In December 2022, the Employer failed to make an interim payment by the requisite date (Initial Default). Accordingly, the Contractor served a notice of specified default (pursuant to clause 8.9.1). The Employer subsequently made payment within the 28-day cure period, meaning the Contractor’s right to terminate, pursuant to clause 8.9.3 (which would have accrued had the Employer’s default persisted beyond 28 days), did not fully materialise.
In May 2023, the Employer missed a further interim payment. The Contractor, treating this as a repetition of a specified default, issued a Notice of Termination under clause 8.9.4.
The Employer challenged the Notice of Termination, arguing that a right to terminate under clause 8.9.3 for the Initial Default must have fully accrued before the Contractor could exercise its termination rights under clause 8.9.4 for a repeated default.
Journey through the Courts
- Adjudication and High Court (TCC): The Adjudicator and High Court (Adrian Williamson KC) sided with the Employer, agreeing that a right to terminate under clause 8.9.3 must have first accrued.
- Court of Appeal: The Court of Appeal (Lord Justice Coulson, Lord Justice Popplewell and Lord Justice Stuart-Smith) reversed the decision of the High Court concluding that the Contractor could terminate under clause 8.9.4 for a repeated default, even if the Initial Default was remedied within the cure period and a full right to terminate under clause 8.9.3 had not accrued, stating that the Employer’s interpretation would allow “a serial defaulter to escape any meaningful consequences” if they consistently paid ‘just’ within the cure period.
Supreme Court Decision
The Supreme Court unanimously allowed the Employer’s appeal.
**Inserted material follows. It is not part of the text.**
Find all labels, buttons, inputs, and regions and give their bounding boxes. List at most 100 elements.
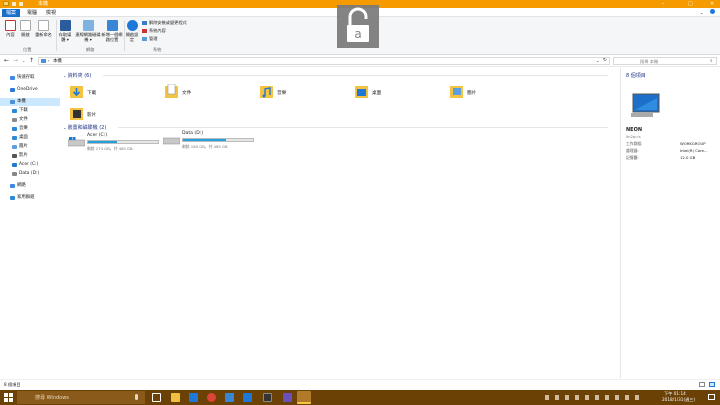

They favoured an interpretation that led to a more “rational” and “commercial out-come” whilst emphasising the importance of interpreting industry-wide standard form contracts consistently.
Focussing on the “objective and natural meaning” of the words in clause 8.9.4, the Supreme Court held that because of the opening words of clause 8.9.4, it is “parasitic” on clause 8.9.3. The Supreme Court determined that such wording makes clear that the Contractor must have had an accrued right to terminate under clause 8.9.3 before 8.9.4 applies; in other words, clause 8.9.3 is the “gateway” to clause 8.9.4.
The Supreme Court held that the contrasting interpretation put forward on behalf of the Contractor would “put forward an extreme outcome” meaning that any breach by late payment (provided a specified notice of default was issued), if repeated by any subsequent late payment, would entitle the Contractor to terminate. The Supreme Court considered that clause 8.2.1 (which requires that termination of a contractor’s employment should not be given unreasonably or vexatiously) would give “scant comfort” to an Employer in such a scenario.
In respect of the principles of contract interpretation, the Supreme Court confirmed that the established approach, based on the objective intentions of the contracting parties, should still be applied. However, where parties utilise an industry-wide standard form, it can generally be assumed that their objective intentions are that their respective rights and obligations should be consistent with (i) those of other parties utilising the same form; and (ii) those responsible for the drafting of that standard form.
The Supreme Court noted that contractor defaults are treated differently in the standard form – the equivalent termination clause for contractor default (clause 8.4.3) uses different words to clause 8.9.4 and the two clauses do not have the same meaning.